Но гораздо значимее другое: в утесе, под венчающей его необъяснимой зубчатой стеной, изглоданной плющом, имеется грот. Пещера неприветливая, даже дети не осмеливаются ее исследовать, и говорят, что в глубине есть внезапный провал неведомой глубины. С Востока заря уже делала свои легкие инсинуации, когда я проник в этот грот.
До полудня я проспал из чистого бессилия, потом поел хлеба и курицы, отпил еще скотча. И снова лег спать: я знал, что сны будут ужасны, но бессонные мысли в кои-то веки окажутся хуже. Проснулся я на исходе дня.
Свет быстро угасал. Чуть позже я навещу своего братца.
Говоря точнее, в ранние часы этого воскресного утра я выбрался из пещеры и во тьме подрейфовал к деревне. Последний телевизионный приемник уже нехотя выключили, последний пуделек уже попрудил в последний раз, последнюю чашку «Борнвиты» [218]

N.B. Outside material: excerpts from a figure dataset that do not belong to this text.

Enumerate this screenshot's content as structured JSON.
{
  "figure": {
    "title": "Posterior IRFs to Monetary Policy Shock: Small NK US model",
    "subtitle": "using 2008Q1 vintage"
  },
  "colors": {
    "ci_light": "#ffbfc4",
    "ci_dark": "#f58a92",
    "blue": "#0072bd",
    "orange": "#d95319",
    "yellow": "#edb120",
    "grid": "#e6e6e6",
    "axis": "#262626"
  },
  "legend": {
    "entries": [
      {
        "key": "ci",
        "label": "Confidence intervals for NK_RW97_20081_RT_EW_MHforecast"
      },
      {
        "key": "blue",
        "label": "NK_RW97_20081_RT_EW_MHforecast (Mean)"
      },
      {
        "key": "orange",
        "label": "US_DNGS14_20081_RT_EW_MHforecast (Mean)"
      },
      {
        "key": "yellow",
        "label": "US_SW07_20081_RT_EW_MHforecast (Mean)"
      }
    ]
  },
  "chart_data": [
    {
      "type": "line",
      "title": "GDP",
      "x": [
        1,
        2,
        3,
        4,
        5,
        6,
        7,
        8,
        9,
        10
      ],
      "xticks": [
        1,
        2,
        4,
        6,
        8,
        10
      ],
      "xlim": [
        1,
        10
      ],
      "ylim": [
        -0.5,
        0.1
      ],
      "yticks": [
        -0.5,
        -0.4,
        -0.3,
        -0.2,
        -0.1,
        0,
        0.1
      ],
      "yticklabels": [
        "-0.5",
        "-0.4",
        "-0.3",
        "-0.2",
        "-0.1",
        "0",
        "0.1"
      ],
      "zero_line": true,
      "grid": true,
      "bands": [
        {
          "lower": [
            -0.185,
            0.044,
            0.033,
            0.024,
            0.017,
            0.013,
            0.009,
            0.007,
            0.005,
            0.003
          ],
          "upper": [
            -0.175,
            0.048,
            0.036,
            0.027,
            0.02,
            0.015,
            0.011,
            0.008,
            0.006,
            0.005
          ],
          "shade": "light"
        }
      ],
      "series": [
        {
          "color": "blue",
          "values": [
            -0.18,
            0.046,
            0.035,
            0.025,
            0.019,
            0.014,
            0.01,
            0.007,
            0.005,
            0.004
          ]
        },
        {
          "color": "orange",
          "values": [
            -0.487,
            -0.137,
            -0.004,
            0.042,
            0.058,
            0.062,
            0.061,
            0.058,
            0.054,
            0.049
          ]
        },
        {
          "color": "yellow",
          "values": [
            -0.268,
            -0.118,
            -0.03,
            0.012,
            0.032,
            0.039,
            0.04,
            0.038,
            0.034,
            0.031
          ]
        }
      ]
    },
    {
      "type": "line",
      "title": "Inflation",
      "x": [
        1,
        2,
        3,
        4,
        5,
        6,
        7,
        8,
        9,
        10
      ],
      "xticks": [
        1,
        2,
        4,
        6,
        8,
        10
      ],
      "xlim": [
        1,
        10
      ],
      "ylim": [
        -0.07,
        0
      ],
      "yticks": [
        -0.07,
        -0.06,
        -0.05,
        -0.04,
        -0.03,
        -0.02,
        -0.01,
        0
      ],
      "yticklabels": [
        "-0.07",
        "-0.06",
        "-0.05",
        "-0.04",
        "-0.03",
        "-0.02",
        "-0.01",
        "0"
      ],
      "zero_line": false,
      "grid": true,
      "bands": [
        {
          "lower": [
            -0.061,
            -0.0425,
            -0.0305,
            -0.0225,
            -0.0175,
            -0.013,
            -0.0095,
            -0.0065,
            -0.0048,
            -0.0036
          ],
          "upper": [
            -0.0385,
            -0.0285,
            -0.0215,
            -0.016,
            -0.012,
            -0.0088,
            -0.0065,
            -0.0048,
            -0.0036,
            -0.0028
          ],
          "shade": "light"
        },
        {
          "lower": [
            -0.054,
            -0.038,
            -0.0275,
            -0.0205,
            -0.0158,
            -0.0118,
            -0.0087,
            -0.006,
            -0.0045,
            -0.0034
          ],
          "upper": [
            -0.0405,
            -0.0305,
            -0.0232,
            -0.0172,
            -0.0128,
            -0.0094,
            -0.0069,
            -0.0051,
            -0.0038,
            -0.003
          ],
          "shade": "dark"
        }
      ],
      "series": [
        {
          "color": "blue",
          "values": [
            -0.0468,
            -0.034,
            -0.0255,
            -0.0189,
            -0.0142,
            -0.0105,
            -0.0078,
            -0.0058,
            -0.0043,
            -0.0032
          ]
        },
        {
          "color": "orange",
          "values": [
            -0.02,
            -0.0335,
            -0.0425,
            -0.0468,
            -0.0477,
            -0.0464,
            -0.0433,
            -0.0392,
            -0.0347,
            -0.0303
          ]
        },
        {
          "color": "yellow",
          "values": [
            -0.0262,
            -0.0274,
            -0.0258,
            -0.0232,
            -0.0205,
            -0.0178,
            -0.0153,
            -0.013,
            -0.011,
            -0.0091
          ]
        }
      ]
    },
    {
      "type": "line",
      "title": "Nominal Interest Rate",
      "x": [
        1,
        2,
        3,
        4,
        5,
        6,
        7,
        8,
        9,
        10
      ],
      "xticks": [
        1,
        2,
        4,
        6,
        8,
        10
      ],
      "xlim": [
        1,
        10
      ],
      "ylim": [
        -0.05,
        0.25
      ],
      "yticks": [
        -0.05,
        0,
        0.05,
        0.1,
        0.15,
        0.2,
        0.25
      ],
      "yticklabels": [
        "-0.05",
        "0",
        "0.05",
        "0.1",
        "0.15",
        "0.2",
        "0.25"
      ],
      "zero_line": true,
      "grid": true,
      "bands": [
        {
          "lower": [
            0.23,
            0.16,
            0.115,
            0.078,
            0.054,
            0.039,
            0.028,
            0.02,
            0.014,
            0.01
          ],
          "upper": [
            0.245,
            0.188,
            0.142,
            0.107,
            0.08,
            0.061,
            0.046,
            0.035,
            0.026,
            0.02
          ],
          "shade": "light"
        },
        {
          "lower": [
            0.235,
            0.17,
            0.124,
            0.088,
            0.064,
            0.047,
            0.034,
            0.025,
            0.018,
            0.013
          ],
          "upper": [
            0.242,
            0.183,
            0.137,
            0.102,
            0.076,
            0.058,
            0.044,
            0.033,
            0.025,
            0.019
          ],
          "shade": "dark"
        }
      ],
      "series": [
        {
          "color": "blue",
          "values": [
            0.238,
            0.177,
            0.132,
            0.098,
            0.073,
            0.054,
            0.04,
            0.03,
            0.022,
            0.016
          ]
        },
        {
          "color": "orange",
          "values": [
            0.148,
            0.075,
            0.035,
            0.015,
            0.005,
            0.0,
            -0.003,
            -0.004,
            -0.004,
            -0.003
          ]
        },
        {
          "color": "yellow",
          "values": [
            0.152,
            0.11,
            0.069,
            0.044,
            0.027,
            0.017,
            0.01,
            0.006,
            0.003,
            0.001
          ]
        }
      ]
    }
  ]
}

уже заварили.Коув-роуд напоминала ухоженную могилу — супруги с супругами лежали, грезя о былых излишествах и грядущих кофейных утрах; никаких флюидов от них не исходило, трудно поверить, что они вообще тут. Приблизился автомобиль — его вели с тщательным степенством недобессознательного опьянения; я шагнул в тень и переждал. О мою правую ногу потерлась кошка — несколько дней назад я бы пнул ее безо всяких угрызений совести, но теперь я не мог пнуть даже собственного брата. Особенно —
Пытливо мяуча, кошка проводила меня вверх по Уоллингз-лейн, но поджала хвост, завидев огромного белого кошака, притаившегося под изгородью наподобие призрачного Дика Тёрпина. [219]
В Юбарроу горели все огни, сквозь деревья цедились напевы новоорлеанского джаза — старина Бон наверняка располагался играть остаток ночи в покер и пить виски. Когда я сворачивал вправо на Силвер-Ридж, от Св. Бернарда донесся одинокий гав, а затем — никаких звуков, опричь шелеста моих шагов по Элмслак. Кто-то жег садовый мусор, и тень аромата еще висела — один из самых острых запахов на свете, дикий и ручной одновременно.Сойдя с проезда, я на ощупь отыскал еле различимую тропинку, что спускается к задней стене Вудфилдз-Холла, родового поместья Робина, второго барона Маккабрея и т.д. Господи, вот так имечко. Родился он незадолго до Великой войны — это сразу видно: в то десятилетие было «де ригёр» [220]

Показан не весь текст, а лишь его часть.